As a result of some of the replies here, I went and dug out (and you have no idea how literally apt this verb is) an old marked A&S jacket (Class of '78!) from my closet. The comparison of the lapel buttonholes is interesting. Here's the A&S:
And now here's a shot of the underside of the lapel on the first jacket:
Both buttonholes are 1.25" long. Both show a hint of a curve; the A&S perhaps a bit more so. Both begin on the axis extending down from the lapel notch parallel to the lapel's edge. The A&S buttonhole ends 3/8" from the edge of the lapel, while the buttonhole on the unmarked jacket ends 1/4" from that spot--this is, of course, the big difference.

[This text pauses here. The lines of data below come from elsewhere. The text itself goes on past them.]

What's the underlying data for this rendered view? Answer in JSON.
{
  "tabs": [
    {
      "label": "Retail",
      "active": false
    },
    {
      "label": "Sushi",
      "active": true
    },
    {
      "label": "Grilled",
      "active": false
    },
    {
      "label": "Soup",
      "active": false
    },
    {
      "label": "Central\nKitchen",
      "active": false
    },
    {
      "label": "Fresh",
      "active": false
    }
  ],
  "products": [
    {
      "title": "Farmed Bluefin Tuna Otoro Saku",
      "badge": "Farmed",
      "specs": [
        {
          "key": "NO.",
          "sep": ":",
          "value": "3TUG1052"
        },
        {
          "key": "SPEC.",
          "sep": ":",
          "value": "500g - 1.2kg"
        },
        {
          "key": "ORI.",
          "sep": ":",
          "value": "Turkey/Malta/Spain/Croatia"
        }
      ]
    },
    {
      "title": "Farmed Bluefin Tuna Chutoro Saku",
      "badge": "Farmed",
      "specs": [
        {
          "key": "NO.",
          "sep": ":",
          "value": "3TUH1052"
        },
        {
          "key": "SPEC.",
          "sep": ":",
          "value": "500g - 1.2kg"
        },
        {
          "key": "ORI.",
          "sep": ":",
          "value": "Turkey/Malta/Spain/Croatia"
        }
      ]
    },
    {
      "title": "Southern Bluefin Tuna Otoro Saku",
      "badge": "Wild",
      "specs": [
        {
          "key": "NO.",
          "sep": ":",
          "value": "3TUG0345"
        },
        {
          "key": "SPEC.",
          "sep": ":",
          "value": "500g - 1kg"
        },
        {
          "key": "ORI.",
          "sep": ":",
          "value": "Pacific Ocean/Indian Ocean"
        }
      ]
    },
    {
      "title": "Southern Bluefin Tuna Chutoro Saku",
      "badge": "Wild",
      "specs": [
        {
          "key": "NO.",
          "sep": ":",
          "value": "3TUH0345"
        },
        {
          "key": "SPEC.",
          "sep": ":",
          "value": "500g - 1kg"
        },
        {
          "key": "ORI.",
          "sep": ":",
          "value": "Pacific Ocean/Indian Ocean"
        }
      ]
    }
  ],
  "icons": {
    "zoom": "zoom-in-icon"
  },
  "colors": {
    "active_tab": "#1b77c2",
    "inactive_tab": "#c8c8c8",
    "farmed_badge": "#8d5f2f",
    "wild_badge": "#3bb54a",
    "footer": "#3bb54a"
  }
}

An unusual feature on the unmarked jacket is the length of the buttonhole guard, which at nearly 1.5" in length is longer than the buttonhole itself and extends to the very edge of the underside of the lapel. The guard on the A&S jacket is properly discrete, measuring in at an unimpeachable 1".

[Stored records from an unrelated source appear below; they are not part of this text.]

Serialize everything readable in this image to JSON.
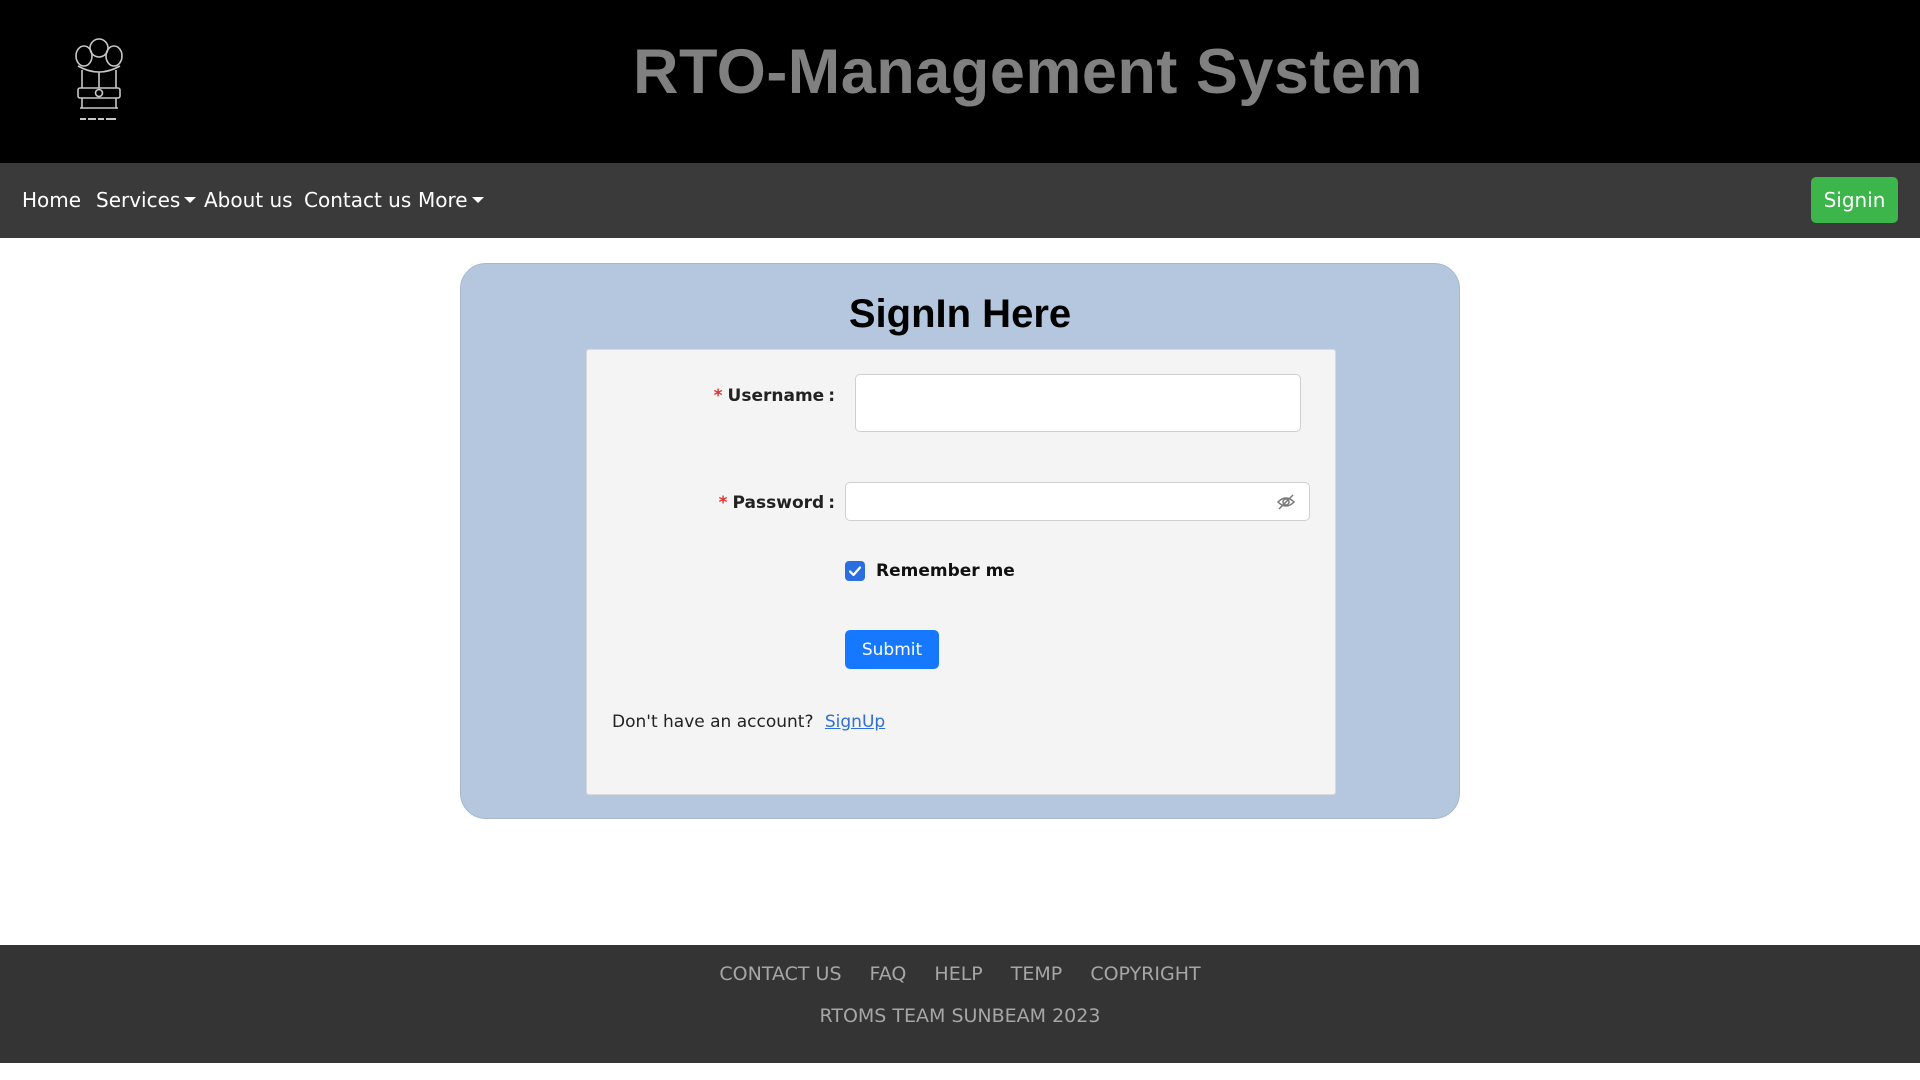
{
  "header": {
    "logo_icon": "national-emblem-icon",
    "title": "RTO-Management System"
  },
  "navbar": {
    "items": [
      {
        "label": "Home",
        "dropdown": false
      },
      {
        "label": "Services",
        "dropdown": true
      },
      {
        "label": "About us",
        "dropdown": false
      },
      {
        "label": "Contact us",
        "dropdown": false
      },
      {
        "label": "More",
        "dropdown": true
      }
    ],
    "signin_label": "Signin",
    "signin_color": "#3cb54a"
  },
  "signin_form": {
    "title": "SignIn Here",
    "username_label": "Username",
    "username_value": "",
    "password_label": "Password",
    "password_value": "",
    "password_toggle_icon": "eye-slash-icon",
    "remember_label": "Remember me",
    "remember_checked": true,
    "submit_label": "Submit",
    "no_account_text": "Don't have an account?",
    "signup_link": "SignUp",
    "card_color": "#b4c7de",
    "accent_color": "#1677ff"
  },
  "footer": {
    "links": [
      "CONTACT US",
      "FAQ",
      "HELP",
      "TEMP",
      "COPYRIGHT"
    ],
    "copyright": "RTOMS TEAM SUNBEAM 2023"
  }
}
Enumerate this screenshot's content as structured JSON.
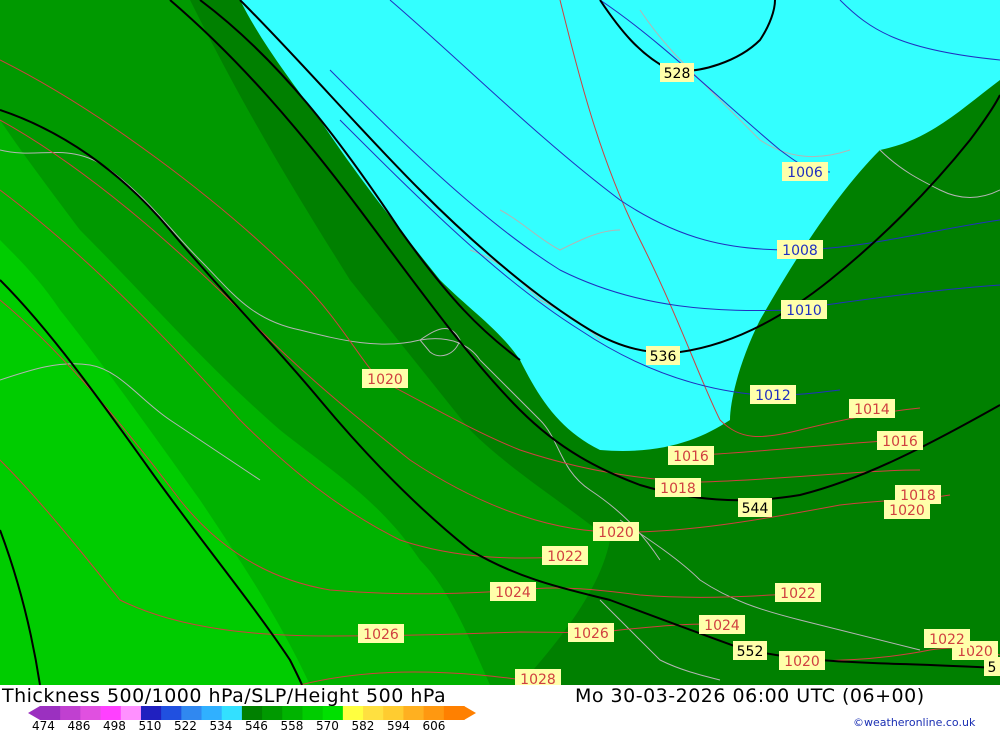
{
  "title": "Thickness 500/1000 hPa/SLP/Height 500 hPa",
  "timestamp": "Mo 30-03-2026 06:00 UTC (06+00)",
  "credit": "©weatheronline.co.uk",
  "colors": {
    "cold_cyan": "#33ffff",
    "green_1": "#008000",
    "green_2": "#009900",
    "green_3": "#00b300",
    "green_4": "#00cc00",
    "slp_red": "#d04040",
    "slp_blue": "#2030c0",
    "height_black": "#000000",
    "coast_gray": "#b4b4b4",
    "label_bg": "#ffffaa"
  },
  "legend": {
    "ticks": [
      "474",
      "486",
      "498",
      "510",
      "522",
      "534",
      "546",
      "558",
      "570",
      "582",
      "594",
      "606"
    ],
    "colors": [
      "#9b30c0",
      "#c040d0",
      "#e050e0",
      "#ff40ff",
      "#ff90ff",
      "#2020c0",
      "#2050e0",
      "#3088f0",
      "#30b0ff",
      "#33e0ff",
      "#008000",
      "#009900",
      "#00b300",
      "#00cc00",
      "#00e000",
      "#ffff40",
      "#ffe040",
      "#ffcc30",
      "#ffb020",
      "#ff9810",
      "#ff8000"
    ]
  },
  "contours": {
    "height_labels": [
      "528",
      "536",
      "544",
      "552",
      "5"
    ],
    "slp_labels": [
      "1006",
      "1008",
      "1010",
      "1012",
      "1014",
      "1016",
      "1016",
      "1018",
      "1018",
      "1020",
      "1020",
      "1020",
      "1020",
      "1020",
      "1022",
      "1022",
      "1022",
      "1024",
      "1024",
      "1026",
      "1026",
      "1028"
    ]
  }
}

So, have these lapels been altered? I don't know. Would someone really go to the trouble to shave off perhaps 1/4"? Maybe. Interestingly, in keeping with my taste for the unrestrained, the lapel buttonhole was one of the first things I really liked about this jacket. I guess I like a bit of flash in the buttonhole--which this one supplies in spades. I'd be disappointed if it were a bit more discrete. I shudder to ask, but are there any rules about the size of the lapel buttonhole in relation to the width of the lapel?